Texte intégral
Cher Monsieur Koschnick, Madame la Présidente, Mesdames, Messieurs, Je suis très heureux de vous accueillir aujourd'hui à Paris, en présence de nombreux amis français. Enfin nombreux, n'exagérons rien, vous avez fait cela de façon relativement discrète. Je suppose que les embouteillages de Paris ont contribué à renforcer le caractère discret de cette réunion, en présence de vos amis français et allemands, que vous avez vous-même souhaité associer à cette réception.
Depuis longtemps déjà, nous voulions rendre hommage à votre action, menée au nom de l'Union européenne pendant près de deux ans à Mostar. Nous avions envisagé de vous conférer le plus ancien et le plus prestigieux des ordres de la République. Mais, je comprends qu'une tradition de la ville de Brême, somme toute une tradition très honorable, vous interdit en votre qualité d'ancien sénateur de la ville hanséatique, de recevoir une distinction honorifique étrangère. Cela eut été l'un de ces nombreux paradoxes que la vie nous donne le plaisir de savourer que de voir attribuer un ordre institué par Napoléon et que vous auriez pourtant reçu avec honneur.

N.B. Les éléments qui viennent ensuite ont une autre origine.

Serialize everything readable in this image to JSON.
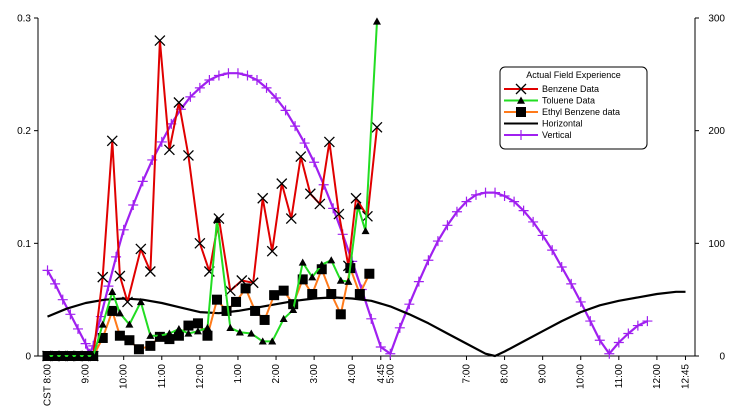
{
  "chart_data": {
    "type": "line",
    "title": "",
    "xlabel": "",
    "ylabel": "",
    "x_tick_labels": [
      "CST 8:00",
      "9:00",
      "10:00",
      "11:00",
      "12:00",
      "1:00",
      "2:00",
      "3:00",
      "4:00",
      "4:45",
      "5:00",
      "7:00",
      "8:00",
      "9:00",
      "10:00",
      "11:00",
      "12:00",
      "12:45"
    ],
    "x_tick_hours": [
      8,
      9,
      10,
      11,
      12,
      13,
      14,
      15,
      16,
      16.75,
      17,
      19,
      20,
      21,
      22,
      23,
      24,
      24.75
    ],
    "xlim": [
      7.75,
      25
    ],
    "y_left": {
      "ylim": [
        0,
        0.3
      ],
      "ticks": [
        0,
        0.1,
        0.2,
        0.3
      ],
      "tick_labels": [
        "0",
        "0.1",
        "0.2",
        "0.3"
      ]
    },
    "y_right": {
      "ylim": [
        0,
        300
      ],
      "ticks": [
        0,
        100,
        200,
        300
      ],
      "tick_labels": [
        "0",
        "100",
        "200",
        "300"
      ]
    },
    "legend": {
      "title": "Actual Field Experience",
      "placement": "top-right"
    },
    "series": [
      {
        "name": "Benzene Data",
        "axis": "left",
        "color": "#e00000",
        "marker": "x",
        "points": [
          [
            8,
            0
          ],
          [
            8.2,
            0
          ],
          [
            8.4,
            0
          ],
          [
            8.6,
            0
          ],
          [
            8.8,
            0
          ],
          [
            9,
            0
          ],
          [
            9.2,
            0
          ],
          [
            9.45,
            0.07
          ],
          [
            9.7,
            0.191
          ],
          [
            9.9,
            0.071
          ],
          [
            10.1,
            0.048
          ],
          [
            10.45,
            0.095
          ],
          [
            10.7,
            0.075
          ],
          [
            10.95,
            0.28
          ],
          [
            11.2,
            0.183
          ],
          [
            11.45,
            0.225
          ],
          [
            11.7,
            0.178
          ],
          [
            12.0,
            0.1
          ],
          [
            12.25,
            0.075
          ],
          [
            12.5,
            0.122
          ],
          [
            12.8,
            0.058
          ],
          [
            13.1,
            0.067
          ],
          [
            13.4,
            0.065
          ],
          [
            13.65,
            0.14
          ],
          [
            13.9,
            0.093
          ],
          [
            14.15,
            0.153
          ],
          [
            14.4,
            0.122
          ],
          [
            14.65,
            0.177
          ],
          [
            14.9,
            0.144
          ],
          [
            15.15,
            0.135
          ],
          [
            15.4,
            0.19
          ],
          [
            15.65,
            0.126
          ],
          [
            15.9,
            0.08
          ],
          [
            16.1,
            0.14
          ],
          [
            16.4,
            0.124
          ],
          [
            16.65,
            0.203
          ]
        ]
      },
      {
        "name": "Toluene Data",
        "axis": "left",
        "color": "#22dd22",
        "marker": "triangle",
        "points": [
          [
            8,
            0
          ],
          [
            8.2,
            0
          ],
          [
            8.4,
            0
          ],
          [
            8.6,
            0
          ],
          [
            8.8,
            0
          ],
          [
            9,
            0
          ],
          [
            9.2,
            0
          ],
          [
            9.45,
            0.028
          ],
          [
            9.7,
            0.057
          ],
          [
            9.9,
            0.038
          ],
          [
            10.15,
            0.028
          ],
          [
            10.45,
            0.048
          ],
          [
            10.7,
            0.018
          ],
          [
            10.95,
            0.018
          ],
          [
            11.2,
            0.02
          ],
          [
            11.45,
            0.024
          ],
          [
            11.7,
            0.02
          ],
          [
            11.95,
            0.022
          ],
          [
            12.2,
            0.025
          ],
          [
            12.45,
            0.121
          ],
          [
            12.8,
            0.025
          ],
          [
            13.05,
            0.021
          ],
          [
            13.35,
            0.02
          ],
          [
            13.65,
            0.013
          ],
          [
            13.9,
            0.013
          ],
          [
            14.2,
            0.033
          ],
          [
            14.45,
            0.041
          ],
          [
            14.7,
            0.083
          ],
          [
            14.95,
            0.07
          ],
          [
            15.2,
            0.081
          ],
          [
            15.45,
            0.085
          ],
          [
            15.7,
            0.067
          ],
          [
            15.9,
            0.066
          ],
          [
            16.15,
            0.133
          ],
          [
            16.35,
            0.111
          ],
          [
            16.65,
            0.297
          ]
        ]
      },
      {
        "name": "Ethyl Benzene data",
        "axis": "left",
        "color": "#ff7a1a",
        "marker": "square",
        "points": [
          [
            8,
            0
          ],
          [
            8.2,
            0
          ],
          [
            8.4,
            0
          ],
          [
            8.6,
            0
          ],
          [
            8.8,
            0
          ],
          [
            9,
            0
          ],
          [
            9.2,
            0
          ],
          [
            9.45,
            0.016
          ],
          [
            9.7,
            0.04
          ],
          [
            9.9,
            0.018
          ],
          [
            10.15,
            0.014
          ],
          [
            10.4,
            0.006
          ],
          [
            10.7,
            0.009
          ],
          [
            10.95,
            0.017
          ],
          [
            11.2,
            0.015
          ],
          [
            11.45,
            0.018
          ],
          [
            11.7,
            0.027
          ],
          [
            11.95,
            0.029
          ],
          [
            12.2,
            0.018
          ],
          [
            12.45,
            0.05
          ],
          [
            12.7,
            0.04
          ],
          [
            12.95,
            0.048
          ],
          [
            13.2,
            0.06
          ],
          [
            13.45,
            0.04
          ],
          [
            13.7,
            0.032
          ],
          [
            13.95,
            0.054
          ],
          [
            14.2,
            0.058
          ],
          [
            14.45,
            0.046
          ],
          [
            14.7,
            0.068
          ],
          [
            14.95,
            0.055
          ],
          [
            15.2,
            0.077
          ],
          [
            15.45,
            0.055
          ],
          [
            15.7,
            0.037
          ],
          [
            15.95,
            0.078
          ],
          [
            16.2,
            0.055
          ],
          [
            16.45,
            0.073
          ]
        ]
      },
      {
        "name": "Horizontal",
        "axis": "right",
        "color": "#000000",
        "marker": "none",
        "points": [
          [
            8,
            35
          ],
          [
            8.5,
            42
          ],
          [
            9,
            47
          ],
          [
            9.5,
            50
          ],
          [
            10,
            51
          ],
          [
            10.5,
            50
          ],
          [
            11,
            47
          ],
          [
            11.5,
            43
          ],
          [
            12,
            39
          ],
          [
            12.5,
            38
          ],
          [
            13,
            40
          ],
          [
            13.5,
            43
          ],
          [
            14,
            46
          ],
          [
            14.5,
            49
          ],
          [
            15,
            51
          ],
          [
            15.5,
            52
          ],
          [
            16,
            51
          ],
          [
            16.5,
            49
          ],
          [
            17,
            44
          ],
          [
            17.5,
            37
          ],
          [
            18,
            29
          ],
          [
            18.5,
            20
          ],
          [
            19,
            11
          ],
          [
            19.5,
            2
          ],
          [
            19.75,
            0
          ],
          [
            20,
            4
          ],
          [
            20.5,
            13
          ],
          [
            21,
            22
          ],
          [
            21.5,
            31
          ],
          [
            22,
            39
          ],
          [
            22.5,
            45
          ],
          [
            23,
            49
          ],
          [
            23.5,
            52
          ],
          [
            24,
            55
          ],
          [
            24.5,
            57
          ],
          [
            24.75,
            57
          ]
        ]
      },
      {
        "name": "Vertical",
        "axis": "right",
        "color": "#a020f0",
        "marker": "plus",
        "points": [
          [
            8,
            76
          ],
          [
            8.2,
            64
          ],
          [
            8.4,
            50
          ],
          [
            8.6,
            37
          ],
          [
            8.8,
            24
          ],
          [
            9,
            11
          ],
          [
            9.1,
            2
          ],
          [
            9.2,
            9
          ],
          [
            9.4,
            35
          ],
          [
            9.6,
            62
          ],
          [
            9.8,
            88
          ],
          [
            10,
            112
          ],
          [
            10.25,
            134
          ],
          [
            10.5,
            155
          ],
          [
            10.75,
            174
          ],
          [
            11,
            190
          ],
          [
            11.25,
            206
          ],
          [
            11.5,
            219
          ],
          [
            11.75,
            230
          ],
          [
            12,
            238
          ],
          [
            12.25,
            245
          ],
          [
            12.5,
            249
          ],
          [
            12.75,
            251
          ],
          [
            13,
            251
          ],
          [
            13.25,
            249
          ],
          [
            13.5,
            245
          ],
          [
            13.75,
            238
          ],
          [
            14,
            229
          ],
          [
            14.25,
            218
          ],
          [
            14.5,
            204
          ],
          [
            14.75,
            189
          ],
          [
            15,
            172
          ],
          [
            15.25,
            152
          ],
          [
            15.5,
            131
          ],
          [
            15.75,
            108
          ],
          [
            16,
            84
          ],
          [
            16.25,
            59
          ],
          [
            16.5,
            33
          ],
          [
            16.75,
            8
          ],
          [
            17,
            2
          ],
          [
            17.25,
            25
          ],
          [
            17.5,
            46
          ],
          [
            17.75,
            66
          ],
          [
            18,
            85
          ],
          [
            18.25,
            102
          ],
          [
            18.5,
            116
          ],
          [
            18.75,
            128
          ],
          [
            19,
            137
          ],
          [
            19.25,
            143
          ],
          [
            19.5,
            145
          ],
          [
            19.75,
            145
          ],
          [
            20,
            142
          ],
          [
            20.25,
            137
          ],
          [
            20.5,
            129
          ],
          [
            20.75,
            119
          ],
          [
            21,
            107
          ],
          [
            21.25,
            94
          ],
          [
            21.5,
            79
          ],
          [
            21.75,
            64
          ],
          [
            22,
            48
          ],
          [
            22.25,
            31
          ],
          [
            22.5,
            14
          ],
          [
            22.75,
            2
          ],
          [
            23,
            12
          ],
          [
            23.25,
            20
          ],
          [
            23.5,
            27
          ],
          [
            23.75,
            31
          ]
        ]
      }
    ]
  }
}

Nous sommes tombés d'un excès dans l'autre et, nous référant à votre volonté, nous avons décidé de remplacer Napoléon par une subvention à un jardin d'enfants de Mostar. Je le dis en plaisantant mais, en réalité, ce choix que vous avez fait est très émouvant. Il s'agit d'une école qui a été inaugurée par vous-même le 16 décembre dernier, et qui devrait accueillir près de 250 enfants issus des deux communautés qui vivent à Mostar et qui sont pour la plupart orphelins de guerre. Je ne peux que saluer ce geste et me réjouir avec vous que ces enfants puissent trouver un cadre approprié pour leur prime jeunesse.
Vous êtes un homme de dialogue. Vous êtes aussi un homme de détermination et de courage. Vous avez été désigné par l'Union européenne à Mostar en 1994, et vous y êtes resté jusqu'en juillet 1996. Vous avez vécu ce qu'est Mostar, c'est-à-dire le symbole de la division des peuples en Bosnie-Herzégovine. Deux fois, vous avez été l'objet d'attentats. Vous y avez échappé de peu, mais vous avez surtout fait preuve d'un très grand sang froid. Vous vous êtes donné avec passion à cette tâche qui ressemble à celle de Sisyphe.
Quand je suis arrivé au ministère des Affaires étrangères, je m'étais dit que j'allais lancer une initiative pour la reconstruction du pont de Mostar. J'y ai vite renoncé, attendant des jours meilleurs où ce pont pourrait rejoindre des populations qui expriment vraiment le désir de vivre ensemble. Vous avez été à Mostar, ville divisée, ville tragique, ville, au fond, désolante pour l'Europe. Vous avez été à Mostar les témoins courageux et dignes des efforts de la communauté internationale et de la volonté de l'Union européenne. Vous avez été ainsi, une fois encore, le témoin de l'action commune de la France et de l'Allemagne en Europe.
La France et l'Allemagne sont désormais présentes ensemble dans la même brigade sur le terrain. Nous travaillons, Klaus Kinkel et moi, en pleine harmonie sur beaucoup de sujets, et en particulier sur la réforme de l'Union européenne que constitue la négociation sur la CIG. Je sais que vous êtes l'artisan et le promoteur du grand projet de service volontaire européen, et je ne peux que saluer cette idée nouvelle, originale, qui j'espère donnera des résultats efficaces.
Que cette brève cérémonie entre nous, cher Monsieur Koschnick, soit l'occasion de vous témoigner du respect et de l'admiration dont vous jouissez en France. Qu'elle soit pour moi l'occasion de vous remercier pour ce que vous avez fait au nom de l'Union européenne à Mostar, et qu'elle me permette en même temps de souhaiter que l'année 1997 et l'année 1998 soient des moments forts de travail qu'Européens, c'est-à-dire Français et Allemands, nous avons à accomplir. Nous sommes dans une période décisive, nous sommes dans un tournant de l'histoire européenne. Je suis heureux de constater que nos deux chefs d'Etat, que nos deux diplomaties, nos deux ministres des Affaires étrangères travaillent ensemble avec la même vue de cet avenir, et je souhaite que cela soit la suite, la prolongation de ce que vous avez fait vous-même au service de l'amitié franco-allemande et de l'Union européenne. Merci.